Dans un sens cela nous garantit – oh ! un petit peu seulement – de confusions avec les psychothérapeutes d’État [4] opérant dans le cadre officiel d’une médicalisation de l’existence et de la nuit sécuritaire. Nous ne soignons pas, an sens médical du terme, nous ne proposons pas de traitement, nous rencontrons des gens au motif de leur souci de soi.

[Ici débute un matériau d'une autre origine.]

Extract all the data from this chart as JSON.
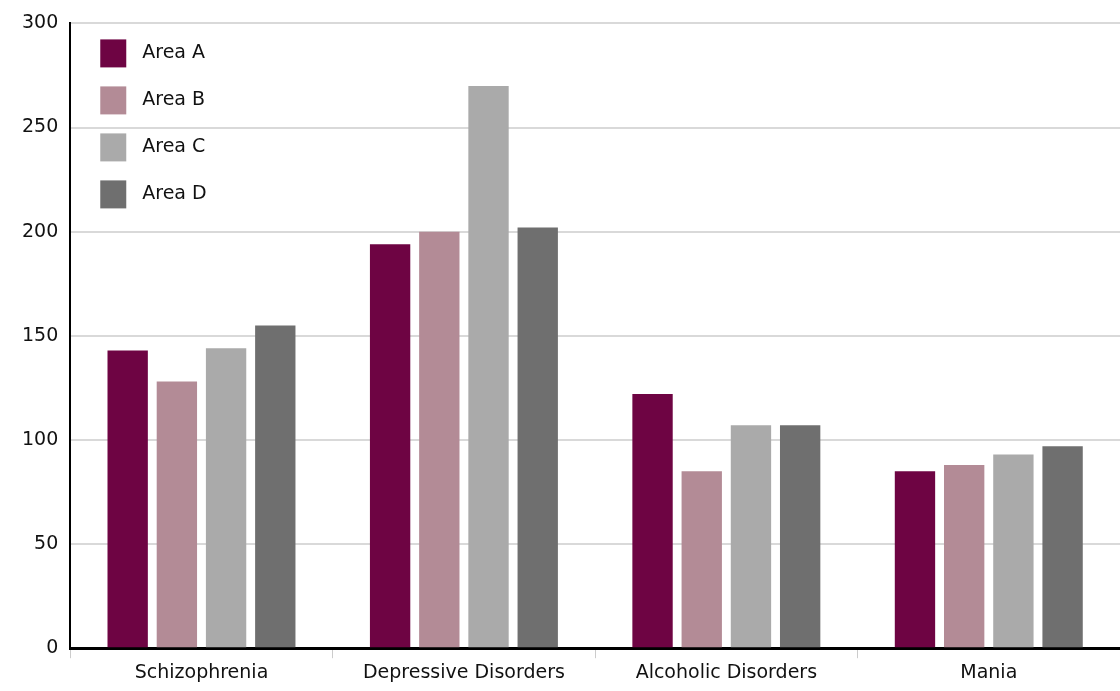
{
  "chart_data": {
    "type": "bar",
    "categories": [
      "Schizophrenia",
      "Depressive Disorders",
      "Alcoholic Disorders",
      "Mania"
    ],
    "series": [
      {
        "name": "Area A",
        "color": "#6e0443",
        "values": [
          143,
          194,
          122,
          85
        ]
      },
      {
        "name": "Area B",
        "color": "#b38b96",
        "values": [
          128,
          200,
          85,
          88
        ]
      },
      {
        "name": "Area C",
        "color": "#aaaaaa",
        "values": [
          144,
          270,
          107,
          93
        ]
      },
      {
        "name": "Area D",
        "color": "#6f6f6f",
        "values": [
          155,
          202,
          107,
          97
        ]
      }
    ],
    "ylim": [
      0,
      300
    ],
    "yticks": [
      0,
      50,
      100,
      150,
      200,
      250,
      300
    ],
    "grid": "y",
    "legend": "top left"
  }
}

Nous distinguerons le soin-traitement du soin-souci [5]. Que vais-je devenir et faire de ma vie qui ne me va pas depuis que je suis en crise ? En proie à des conflits non résolus qui me rendent l’existence impossible, envahi par mon malaise, je m’en soucie, "je me soigne" : je prends soin de moi au moyen d’une psychothérapie relationnelle. Accompagné par un véritable professionnel qui a déjà effectué une semblable démarche approfondie d’investigation de soi, connaît bien sa discipline et pratique son éthique, appris en au moins 2000 heures auprès d’une école de qualité agréée par l’Affop et le SNPPsy – membres du GLPR – je vais me pouvoir me soucier d’advenir à moi-même en toute indépendance, sécurité et liberté.

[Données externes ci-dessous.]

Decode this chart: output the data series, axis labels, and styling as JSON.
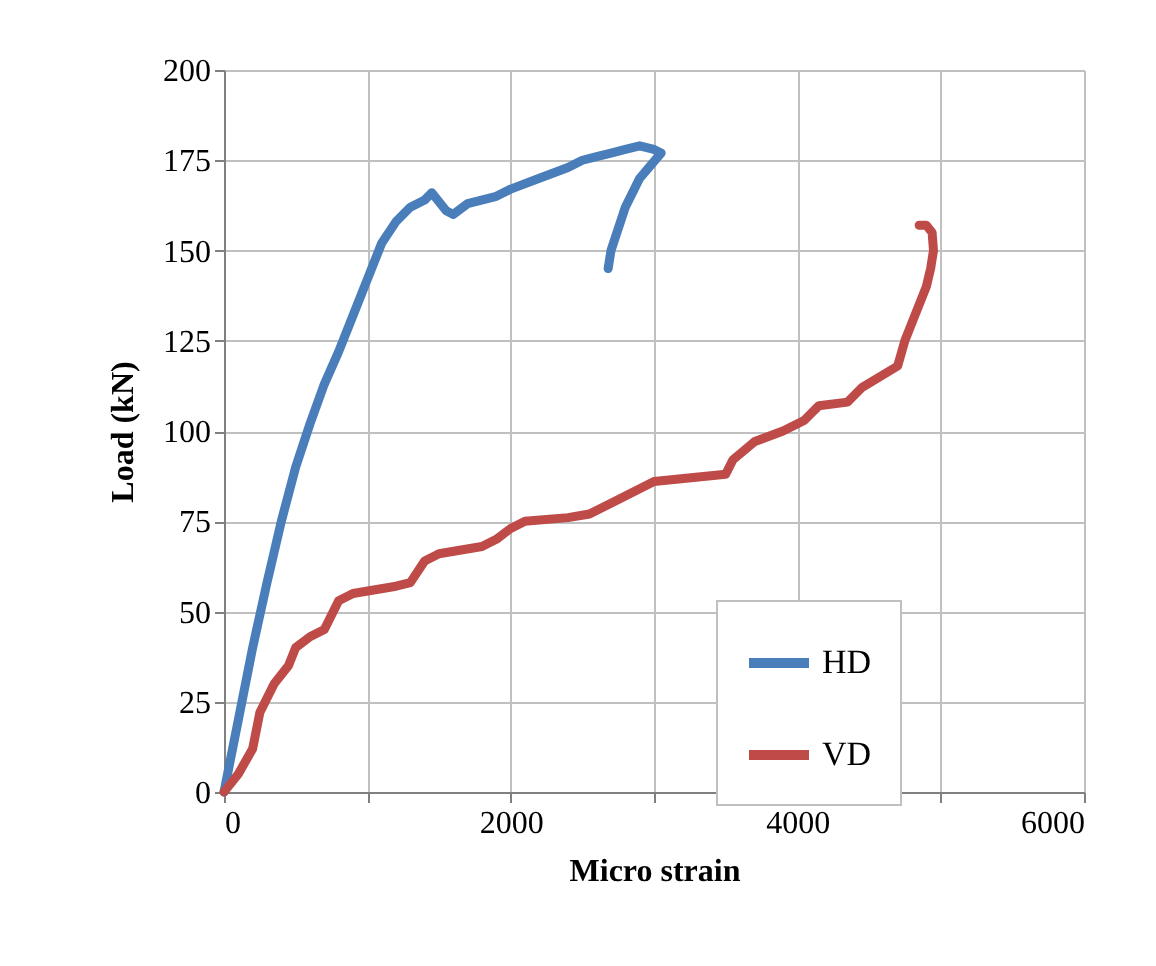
{
  "chart_data": {
    "type": "line",
    "xlabel": "Micro strain",
    "ylabel": "Load (kN)",
    "xlim": [
      0,
      6000
    ],
    "xticks": [
      0,
      {
        "value": 1000,
        "label": null
      },
      2000,
      {
        "value": 3000,
        "label": null
      },
      4000,
      {
        "value": 5000,
        "label": null
      },
      6000
    ],
    "ylim": [
      0,
      200
    ],
    "yticks": [
      0,
      25,
      50,
      75,
      100,
      125,
      150,
      175,
      200
    ],
    "grid": true,
    "legend": "bottom right",
    "marker": "none",
    "line_style": "solid",
    "series": [
      {
        "name": "HD",
        "color": "#4a7ebb",
        "x": [
          0,
          100,
          200,
          300,
          400,
          500,
          600,
          700,
          800,
          900,
          1000,
          1100,
          1200,
          1300,
          1400,
          1450,
          1550,
          1600,
          1700,
          1900,
          2000,
          2200,
          2400,
          2500,
          2600,
          2700,
          2800,
          2900,
          3000,
          3050,
          2900,
          2800,
          2700,
          2680
        ],
        "values": [
          0,
          20,
          40,
          58,
          75,
          90,
          102,
          113,
          122,
          132,
          142,
          152,
          158,
          162,
          164,
          166,
          161,
          160,
          163,
          165,
          167,
          170,
          173,
          175,
          176,
          177,
          178,
          179,
          178,
          177,
          170,
          162,
          150,
          145
        ]
      },
      {
        "name": "VD",
        "color": "#be4b48",
        "x": [
          0,
          100,
          200,
          250,
          350,
          450,
          500,
          600,
          700,
          800,
          900,
          1200,
          1300,
          1400,
          1500,
          1800,
          1900,
          2000,
          2100,
          2400,
          2550,
          2700,
          2800,
          2900,
          3000,
          3500,
          3550,
          3700,
          3900,
          4050,
          4150,
          4350,
          4450,
          4700,
          4750,
          4800,
          4900,
          4930,
          4950,
          4940,
          4900,
          4850
        ],
        "values": [
          0,
          5,
          12,
          22,
          30,
          35,
          40,
          43,
          45,
          53,
          55,
          57,
          58,
          64,
          66,
          68,
          70,
          73,
          75,
          76,
          77,
          80,
          82,
          84,
          86,
          88,
          92,
          97,
          100,
          103,
          107,
          108,
          112,
          118,
          125,
          130,
          140,
          145,
          150,
          155,
          157,
          157
        ]
      }
    ]
  }
}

Mises à jour : 5 janvier 2011, 17 juillet 2011, 6 septembre 2011, 9 octobre,
[1] |a psychologie clinique se trouvant annexée en qualité de paramédicale lorsque à l’enseigne du nouveau titre de psychothérapeute NN.
[2] Aux dernières nouvelles, en octobre 2011, un nouveau décret modifierait bientôt le précédent, livrant accès au tire de nouvelle désignation de psychothérapeute aux psychologues, sans les humiliantes conditions supplémentaires que leurs amis et alliés psychiatres leur ont infligées.
[3] Ou simplement psychopraticien relationnel®(SNPPsy), une décision en Assemblée générale affinera la dénomination en novembre 2011.
[4] En se dénommant psychothérapeutes relationnels, les psychothérapeutes d’État qui en auront le droit (être reconnu et garanti par le SNPPsy) marqueront par là qu’ils cumulent les deux professions. En réalité c’est encore un peu plus complexe, psychothérapeute d’État n’étant qu’un titre et nullement une profession (la profession c’est psychologue ou médecin, ils se sont réservé le truc), eh oui ! psychopraticien relationnel étant le titre délivré à des professionnels, les psychopraticiens, relevant d’une profession qui sans le titre ne vaut que ce que valent individuellement ceux qui s’en réclament (autoproclamés). D’où l’intérêt, pour les professionnels et le public, de la garantie que représente le titre de psychopraticien relationnel ®(titulaire du SNPPsy) délivré par le SNPPsy, relié aux trois autres institutions historiques responsables regroupées dans le cadre du GLPR. Si vous trouvez tout cela un peu compliqué, ne vous découragez pas tout de suite. Le public lui a depuis longtemps renoncé à s’engouffrer dans ce labyrinthe institutionnel. Voyez aussi le Carré psy pour vous simplifier la vie si nécessaire.
[5] Cumulables d’ailleurs, mais pas forcément au même lieu ni confié à la diligence du même praticien. Il existe des cas de travail en réseau, entre un psychiatre et un psychopraticien relationnel.